Ingredients
Equipment
Method
- Peel and core apples, saving peels and cores if desired for other uses.
- Grate the apples using a food processor with grater attachment.
- Place grated apples in a large stainless steel pot and cook over medium-low heat, stirring. Add a splash of water if sticking.
- Add cinnamon and brown sugar to taste. Stir and adjust flavor as apples cook down.
- Continue cooking until apples reach desired consistency. For smooth sauce, blend or press through a food mill.
- Fill canner with water and add vinegar or cream of tartar. Heat jars in the canner while preparing sauce.
- Remove hot jars, empty water, and ladle in hot applesauce with 1/2 inch headspace.

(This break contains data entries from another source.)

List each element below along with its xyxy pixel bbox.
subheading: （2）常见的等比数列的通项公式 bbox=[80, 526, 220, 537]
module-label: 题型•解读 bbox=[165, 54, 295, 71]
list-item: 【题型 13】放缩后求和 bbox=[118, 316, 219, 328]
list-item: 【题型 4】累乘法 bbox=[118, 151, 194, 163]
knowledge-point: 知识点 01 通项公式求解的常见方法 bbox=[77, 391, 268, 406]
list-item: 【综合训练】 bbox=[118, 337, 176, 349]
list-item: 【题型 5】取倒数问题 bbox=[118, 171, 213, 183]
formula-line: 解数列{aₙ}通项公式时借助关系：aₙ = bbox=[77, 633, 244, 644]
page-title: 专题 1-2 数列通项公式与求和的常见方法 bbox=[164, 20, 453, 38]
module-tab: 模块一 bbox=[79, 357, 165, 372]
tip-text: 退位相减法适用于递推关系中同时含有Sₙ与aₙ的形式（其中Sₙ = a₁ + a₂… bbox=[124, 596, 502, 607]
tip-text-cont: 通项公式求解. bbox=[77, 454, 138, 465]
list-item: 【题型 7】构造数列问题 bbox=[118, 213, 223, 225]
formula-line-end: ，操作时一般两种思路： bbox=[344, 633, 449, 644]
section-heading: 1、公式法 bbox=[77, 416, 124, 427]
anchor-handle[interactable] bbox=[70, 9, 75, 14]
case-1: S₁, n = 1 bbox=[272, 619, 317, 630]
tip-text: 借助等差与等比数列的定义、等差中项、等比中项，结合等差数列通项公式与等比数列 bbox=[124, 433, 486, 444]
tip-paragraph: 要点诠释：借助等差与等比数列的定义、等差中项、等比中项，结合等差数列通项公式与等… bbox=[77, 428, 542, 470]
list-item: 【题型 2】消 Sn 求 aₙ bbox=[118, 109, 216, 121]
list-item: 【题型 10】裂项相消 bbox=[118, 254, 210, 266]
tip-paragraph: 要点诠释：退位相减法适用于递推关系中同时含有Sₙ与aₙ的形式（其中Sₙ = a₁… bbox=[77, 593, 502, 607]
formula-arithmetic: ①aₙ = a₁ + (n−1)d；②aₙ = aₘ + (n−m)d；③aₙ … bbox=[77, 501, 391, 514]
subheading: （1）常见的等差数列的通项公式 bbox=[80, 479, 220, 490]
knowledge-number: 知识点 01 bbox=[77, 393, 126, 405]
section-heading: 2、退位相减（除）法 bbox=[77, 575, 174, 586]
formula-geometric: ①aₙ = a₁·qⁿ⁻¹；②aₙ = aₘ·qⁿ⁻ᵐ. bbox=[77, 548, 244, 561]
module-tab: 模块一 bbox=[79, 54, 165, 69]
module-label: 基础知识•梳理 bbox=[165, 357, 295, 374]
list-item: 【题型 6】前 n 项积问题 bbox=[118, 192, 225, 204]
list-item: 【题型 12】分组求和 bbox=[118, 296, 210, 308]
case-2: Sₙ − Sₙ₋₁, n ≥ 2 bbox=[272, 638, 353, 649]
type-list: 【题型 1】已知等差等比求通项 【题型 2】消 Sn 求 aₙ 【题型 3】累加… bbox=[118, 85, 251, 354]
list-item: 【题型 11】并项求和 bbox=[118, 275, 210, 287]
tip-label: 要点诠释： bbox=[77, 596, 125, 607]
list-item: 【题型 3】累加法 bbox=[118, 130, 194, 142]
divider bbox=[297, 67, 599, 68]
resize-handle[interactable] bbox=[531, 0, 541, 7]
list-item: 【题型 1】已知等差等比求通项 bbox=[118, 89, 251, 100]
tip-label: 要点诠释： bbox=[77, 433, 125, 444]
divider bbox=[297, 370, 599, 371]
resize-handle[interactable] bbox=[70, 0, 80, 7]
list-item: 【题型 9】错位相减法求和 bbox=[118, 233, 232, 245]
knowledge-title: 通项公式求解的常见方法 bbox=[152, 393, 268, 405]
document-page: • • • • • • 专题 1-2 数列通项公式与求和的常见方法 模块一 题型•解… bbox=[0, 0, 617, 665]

- Wipe rims clean, add lids, and secure rings fingertip-tight.
- Return jars to canner, cover with water by 1 inch, bring to rolling boil, and process 20 minutes.
- Turn off heat, let jars rest 5 minutes, then remove to a towel. Cool completely and check seals.
Notes
Use a mix of sweet and tart apples for balanced flavor. Adjust sweetness with brown sugar, honey, or maple syrup—or make it sugar-free. Add spices like nutmeg or cloves for variety. Proper canning ensures storage for up to 2 years.